The two numeric variables we looked at are the median income by state and the number of EV charging stations by state. We hypothesized that the median income (explanatory) would be associated with the number of charging stations (response), however the scatter plot shows one apparent outlier, CA with a much higher number of stations, while the rest don’t seem to show any clear relationship.

We performed a hypothesis test for the slope with a t-distribution of 50 degrees of freedom (with all data) or 49 degrees of freedom (with CA removed). The full dataset had a t value of 0.954 and a p value of 0.345, and the outlierless dataset had a t value of 0.871 and a p value of 0.388. For both data sets we fail to reject the null hypothesis with p values of 0.345 (full) and 0.388 (CA removed) at a significance level of alpha = 0.05. There does not seem to be evidence that the median income of a state tends to be associated with the number of EV charging stations it has. R-squared = 0.017, which shows that the proportion of the variation in the number of stations is not really able to be predicted by the state median income.

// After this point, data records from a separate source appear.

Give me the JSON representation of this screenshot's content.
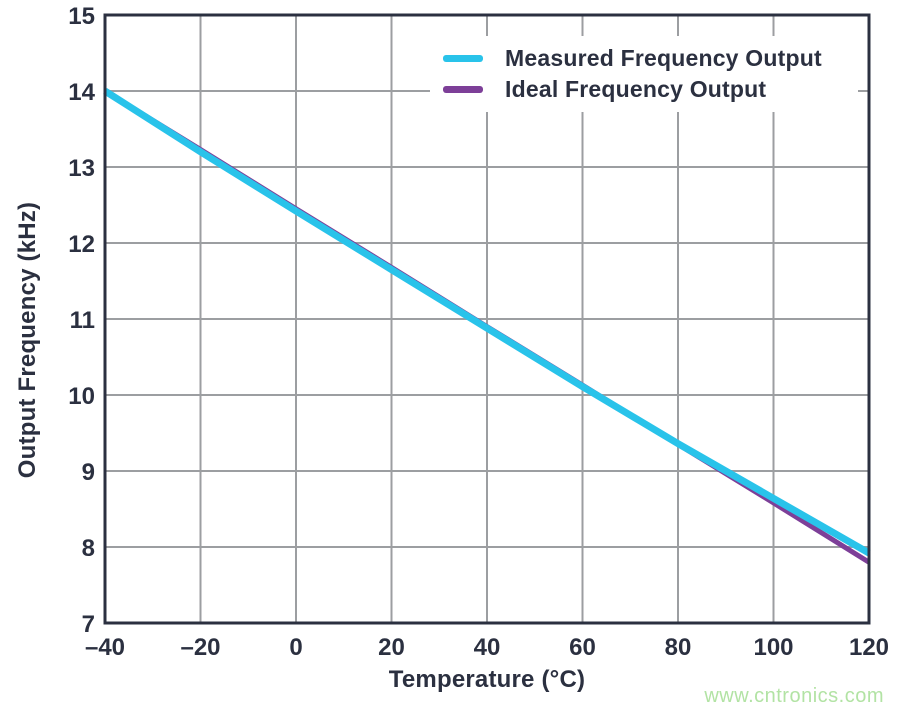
{
  "page": {
    "background": "#ffffff"
  },
  "watermark": {
    "text": "www.cntronics.com",
    "color": "#b2e3a4"
  },
  "chart_data": {
    "type": "line",
    "title": "",
    "xlabel": "Temperature (°C)",
    "ylabel": "Output Frequency (kHz)",
    "xlim": [
      -40,
      120
    ],
    "ylim": [
      7,
      15
    ],
    "grid": true,
    "legend_position": "top-right-inside",
    "x": [
      -40,
      -20,
      0,
      20,
      40,
      60,
      80,
      100,
      120
    ],
    "series": [
      {
        "name": "Measured Frequency Output",
        "color": "#29c3ea",
        "stroke_width": 7,
        "values": [
          14.0,
          13.2,
          12.42,
          11.65,
          10.88,
          10.11,
          9.36,
          8.64,
          7.92
        ]
      },
      {
        "name": "Ideal Frequency Output",
        "color": "#7d3f98",
        "stroke_width": 5,
        "values": [
          14.0,
          13.23,
          12.45,
          11.68,
          10.9,
          10.13,
          9.35,
          8.58,
          7.8
        ]
      }
    ],
    "xticks": {
      "values": [
        -40,
        -20,
        0,
        20,
        40,
        60,
        80,
        100,
        120
      ],
      "labels": [
        "–40",
        "–20",
        "0",
        "20",
        "40",
        "60",
        "80",
        "100",
        "120"
      ]
    },
    "yticks": {
      "values": [
        7,
        8,
        9,
        10,
        11,
        12,
        13,
        14,
        15
      ],
      "labels": [
        "7",
        "8",
        "9",
        "10",
        "11",
        "12",
        "13",
        "14",
        "15"
      ]
    },
    "axis_color": "#2b3040",
    "grid_color": "#9c9ea1",
    "tick_label_color": "#2b3040",
    "tick_font_size": 24
  }
}
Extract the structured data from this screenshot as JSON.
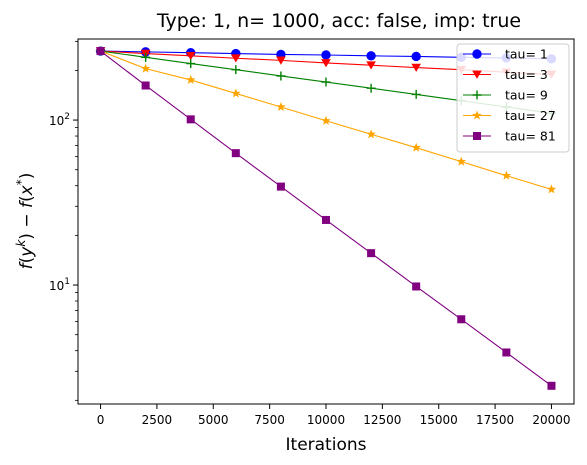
{
  "chart_data": {
    "type": "line",
    "title": "Type: 1, n= 1000, acc: false, imp: true",
    "xlabel": "Iterations",
    "ylabel_parts": {
      "f": "f",
      "lp": "(",
      "y": "y",
      "k": "k",
      "rp1": ")",
      "minus": " − ",
      "f2": "f",
      "lp2": "(",
      "x": "x",
      "star": "*",
      "rp2": ")"
    },
    "y_scale": "log",
    "xlim": [
      -1000,
      21000
    ],
    "ylim": [
      1.9,
      310
    ],
    "x_ticks": [
      0,
      2500,
      5000,
      7500,
      10000,
      12500,
      15000,
      17500,
      20000
    ],
    "y_ticks": [
      {
        "value": 10,
        "base": "10",
        "exp": "1"
      },
      {
        "value": 100,
        "base": "10",
        "exp": "2"
      }
    ],
    "grid": false,
    "legend_position": "top-right",
    "x": [
      0,
      2000,
      4000,
      6000,
      8000,
      10000,
      12000,
      14000,
      16000,
      18000,
      20000
    ],
    "series": [
      {
        "name": "tau= 1",
        "color": "#0000ff",
        "marker": "circle",
        "values": [
          262,
          259,
          256,
          253,
          250,
          248,
          245,
          243,
          240,
          238,
          235
        ]
      },
      {
        "name": "tau= 3",
        "color": "#ff0000",
        "marker": "triangle-down",
        "values": [
          262,
          253,
          245,
          237,
          230,
          222,
          215,
          208,
          202,
          195,
          189
        ]
      },
      {
        "name": "tau= 9",
        "color": "#008000",
        "marker": "plus",
        "values": [
          262,
          240,
          220,
          202,
          185,
          170,
          156,
          143,
          131,
          120,
          110
        ]
      },
      {
        "name": "tau= 27",
        "color": "#ffa500",
        "marker": "star",
        "values": [
          262,
          205,
          175,
          145,
          120,
          99,
          82,
          68,
          56,
          46,
          38
        ]
      },
      {
        "name": "tau= 81",
        "color": "#800080",
        "marker": "square",
        "values": [
          262,
          162,
          101,
          63,
          39.5,
          24.8,
          15.6,
          9.8,
          6.2,
          3.9,
          2.45
        ]
      }
    ]
  }
}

To test our model assumptions, we created three diagnostic plots: residual plot, qq plot, and leverage vs. residuals plot. In the residual plot of the full data set, the residuals seem to be fairly centered around 0, except for California. With California removed, it becomes clear that there are more points overestimated by the model (points below 0 on the plot) than there are underestimated, so the data is not evenly spread around 0. There is not an obvious fan shape in the data, but there does appear to be a somewhat weak parabolic pattern, showing how there is not really constant spread either. In the qq plot of the full data set, the points appear to follow the qq line fairly well except at the far right hand side of the plot. This would indicate a right skewed distribution. With California removed, the points do not appear to follow the qq line as well, but the tails are bent upwards, indicating a right skewed distribution. In the leverage vs. residual plot of the full data set, California is the only data point with a large enough Cook’s distance (>0.08) to be influential in the model. However, in the data set with California removed, New York, Florida, Massachusetts, and Texas all have considerable leverage.

Our diagnostic plots to test for model assumptions show that a linear model was not a good way to gain insight into these data. These data inherently do not follow the model assumptions for normal distribution and even and constant spread of residuals around zero, so we cannot really use simple linear regression to draw conclusions about the relationship between EV stations and median income. We may be able to transform the data to better fit the model assumptions, but in it’s current state it is not suited for SLR.